Cort’Ap prevede 18 appuntamenti, ogni giovedì alle ore 19.30, fino al 23 febbraio2012, incui saranno proiettati i 21 lavori selezionati per la fase finale dell’ultimo CineFort Festival. Ogni proiezione sarà preceduta da una breve presentazione del lavoro e, quando possibile, da un’intervista all’autore del cortometraggio. Gli incontri, “corti” anche nell’aperitivo, consentiranno la degustazione di prodotti del territorio veicolati dal GAS Arcobaleno (Gruppo di Acquisto Solidale) e dal Caff’Emporio, caffetteria con prodotti bio, etici e a km zero.

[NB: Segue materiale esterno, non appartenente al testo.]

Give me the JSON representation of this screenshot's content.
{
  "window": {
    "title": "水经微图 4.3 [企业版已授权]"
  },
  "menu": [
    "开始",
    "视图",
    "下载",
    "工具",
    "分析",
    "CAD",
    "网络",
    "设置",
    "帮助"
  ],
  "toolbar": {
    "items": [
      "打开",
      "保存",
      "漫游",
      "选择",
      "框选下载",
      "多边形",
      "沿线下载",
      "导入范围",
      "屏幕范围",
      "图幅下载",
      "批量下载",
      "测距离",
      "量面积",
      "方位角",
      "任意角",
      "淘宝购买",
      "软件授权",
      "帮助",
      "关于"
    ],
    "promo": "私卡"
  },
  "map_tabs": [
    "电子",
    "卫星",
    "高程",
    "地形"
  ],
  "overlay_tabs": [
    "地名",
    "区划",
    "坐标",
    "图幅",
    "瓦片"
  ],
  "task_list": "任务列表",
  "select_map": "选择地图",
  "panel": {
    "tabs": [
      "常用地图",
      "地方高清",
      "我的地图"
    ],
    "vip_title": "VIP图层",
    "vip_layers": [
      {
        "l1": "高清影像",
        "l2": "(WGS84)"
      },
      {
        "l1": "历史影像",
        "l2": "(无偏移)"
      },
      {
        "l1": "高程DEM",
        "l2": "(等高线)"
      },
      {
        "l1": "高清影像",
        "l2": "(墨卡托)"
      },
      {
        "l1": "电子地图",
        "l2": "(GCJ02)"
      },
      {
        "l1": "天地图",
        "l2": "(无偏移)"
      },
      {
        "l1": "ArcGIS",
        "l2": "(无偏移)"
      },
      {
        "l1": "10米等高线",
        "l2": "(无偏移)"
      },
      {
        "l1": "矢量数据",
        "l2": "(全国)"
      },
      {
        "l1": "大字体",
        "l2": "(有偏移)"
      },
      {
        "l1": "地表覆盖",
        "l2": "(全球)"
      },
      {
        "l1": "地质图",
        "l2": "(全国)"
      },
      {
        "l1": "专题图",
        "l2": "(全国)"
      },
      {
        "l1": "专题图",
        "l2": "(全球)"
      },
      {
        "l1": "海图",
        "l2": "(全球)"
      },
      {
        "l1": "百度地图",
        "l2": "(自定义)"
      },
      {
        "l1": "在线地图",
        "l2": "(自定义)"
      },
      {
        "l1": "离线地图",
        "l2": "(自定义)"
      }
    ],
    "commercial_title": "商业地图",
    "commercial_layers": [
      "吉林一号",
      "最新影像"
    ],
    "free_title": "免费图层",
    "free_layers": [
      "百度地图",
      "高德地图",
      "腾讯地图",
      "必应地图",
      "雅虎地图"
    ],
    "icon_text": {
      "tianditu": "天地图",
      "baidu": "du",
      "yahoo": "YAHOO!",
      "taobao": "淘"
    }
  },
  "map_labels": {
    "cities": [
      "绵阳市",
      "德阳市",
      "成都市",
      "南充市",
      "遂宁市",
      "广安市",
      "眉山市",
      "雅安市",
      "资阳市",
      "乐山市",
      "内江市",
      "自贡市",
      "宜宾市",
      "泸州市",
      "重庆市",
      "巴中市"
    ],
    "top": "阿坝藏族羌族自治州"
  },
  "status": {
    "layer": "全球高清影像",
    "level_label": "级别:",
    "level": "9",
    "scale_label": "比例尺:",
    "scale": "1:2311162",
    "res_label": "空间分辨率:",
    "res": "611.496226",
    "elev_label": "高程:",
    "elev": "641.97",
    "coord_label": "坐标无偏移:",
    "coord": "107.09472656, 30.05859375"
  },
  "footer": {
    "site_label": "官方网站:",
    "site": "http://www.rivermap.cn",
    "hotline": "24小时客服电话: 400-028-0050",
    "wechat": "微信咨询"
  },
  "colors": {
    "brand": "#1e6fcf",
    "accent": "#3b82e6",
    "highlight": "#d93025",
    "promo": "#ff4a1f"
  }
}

Per tutta la durata della rassegna all’interno della libreria Masone, resterà esposta la mostra fotografica di Alessandro Caporaso “CinemaCittà. I cinematografi indipendenti e di città Massimo e San Marco di Benevento”. La mostra intende evidenziare la capacità di cambiamento esercitabile dal cittadino tramite la modalità di fruizione del prodotto culturale. Saranno distribuiti, durante l’incontro, i “Decaloghi per gli empori culturali corti” per promuovere il ruolo del fruitore che, se si approccia responsabilmente agli esercizi culturali indipendenti e ubicati in città, partecipa in prima persona a un modello di sviluppo capace di  nuova economia, di identità territoriale e di giustizia sociale.